ギミックだけでなく、指輪やネックレスなども手がける。古いジュエリーをペンダントなどに生まれ変わらせるリメイクも好評。チェーンが切れた、指輪のサイズを変えたい、などの困り事にも対応する。

大阪府豊中市出身。美大を卒業後、シルバージュエリー作家の背中を見て学んだほか、図書館に通い詰めて独学で彫金技法を習得した。

数多くの道具が並ぶ工房。ここから作品が生まれる

父は金型を作る職人、祖父も銅板を叩いていた。工場と芸術。分野は違えど同じ金属を扱う生業に「血というか、蛙の子は蛙ですね」と笑う。

気づけば、「ここまでできる人はなかなかいない」と言われるほどの技術になっており、ジュエリー製作の企業に就職。その後、独立した。

古民家で暮らしたいと思っており、「集落丸山」を知って、日本の原風景にほれ込み、市内で物件を探すことを決意。2013年に移住し、河原町でのチャレンジショップ、熊谷での工房開設を経験した。
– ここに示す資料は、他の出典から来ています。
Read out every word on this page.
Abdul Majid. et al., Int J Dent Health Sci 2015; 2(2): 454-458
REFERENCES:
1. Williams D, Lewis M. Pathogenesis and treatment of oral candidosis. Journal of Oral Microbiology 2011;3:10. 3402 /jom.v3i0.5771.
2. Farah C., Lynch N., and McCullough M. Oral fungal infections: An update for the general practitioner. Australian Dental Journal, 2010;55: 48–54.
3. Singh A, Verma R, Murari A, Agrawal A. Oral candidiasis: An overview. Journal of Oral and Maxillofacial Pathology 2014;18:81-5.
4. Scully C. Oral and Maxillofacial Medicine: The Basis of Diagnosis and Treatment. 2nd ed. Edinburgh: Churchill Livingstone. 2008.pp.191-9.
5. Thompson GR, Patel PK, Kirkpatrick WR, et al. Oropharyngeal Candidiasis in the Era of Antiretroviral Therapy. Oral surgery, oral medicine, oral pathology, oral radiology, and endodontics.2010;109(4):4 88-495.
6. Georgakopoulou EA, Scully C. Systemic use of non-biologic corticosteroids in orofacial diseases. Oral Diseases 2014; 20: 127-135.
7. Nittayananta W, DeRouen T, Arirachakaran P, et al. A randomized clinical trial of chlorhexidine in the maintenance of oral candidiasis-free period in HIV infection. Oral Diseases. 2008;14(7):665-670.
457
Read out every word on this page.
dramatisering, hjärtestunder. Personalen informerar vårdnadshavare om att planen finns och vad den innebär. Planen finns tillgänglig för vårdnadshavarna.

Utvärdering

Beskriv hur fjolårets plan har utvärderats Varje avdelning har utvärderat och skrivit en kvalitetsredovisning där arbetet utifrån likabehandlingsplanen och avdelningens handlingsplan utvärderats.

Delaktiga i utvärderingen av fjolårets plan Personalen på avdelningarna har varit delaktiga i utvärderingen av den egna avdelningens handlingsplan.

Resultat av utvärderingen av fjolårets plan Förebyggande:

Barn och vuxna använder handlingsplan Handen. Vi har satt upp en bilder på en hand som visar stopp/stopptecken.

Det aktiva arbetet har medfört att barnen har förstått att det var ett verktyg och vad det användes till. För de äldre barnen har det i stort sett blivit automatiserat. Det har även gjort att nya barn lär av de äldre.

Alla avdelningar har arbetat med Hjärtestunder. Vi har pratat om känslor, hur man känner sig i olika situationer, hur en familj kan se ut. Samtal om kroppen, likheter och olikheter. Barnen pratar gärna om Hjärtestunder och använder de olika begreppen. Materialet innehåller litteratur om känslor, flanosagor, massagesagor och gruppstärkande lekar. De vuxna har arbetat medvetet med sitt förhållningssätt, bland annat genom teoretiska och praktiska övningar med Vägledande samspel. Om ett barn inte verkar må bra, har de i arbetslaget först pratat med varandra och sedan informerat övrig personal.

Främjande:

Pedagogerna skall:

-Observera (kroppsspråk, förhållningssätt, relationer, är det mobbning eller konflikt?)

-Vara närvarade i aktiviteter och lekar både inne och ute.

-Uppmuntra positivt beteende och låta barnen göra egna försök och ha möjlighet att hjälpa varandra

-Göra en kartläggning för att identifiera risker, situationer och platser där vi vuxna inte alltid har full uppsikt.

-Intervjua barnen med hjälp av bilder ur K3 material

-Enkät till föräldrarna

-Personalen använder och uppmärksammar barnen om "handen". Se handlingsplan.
そして、理想の物件へ。そこは高台からあの集落丸山を望む知足地区の古民家だった。ついに今春、夢だった工房とカフェを兼ねた「noof(ヌーフ)」をオープンした。

職人生活30周年。「ここまで残れている職人はほぼいない。お客さまのおかげです」と感謝。「職人って寡黙と思われがちですが、私はおしゃべりが大好き。これからもここでいろんな人のつながりをつくっていきたい」とほほ笑んでいる。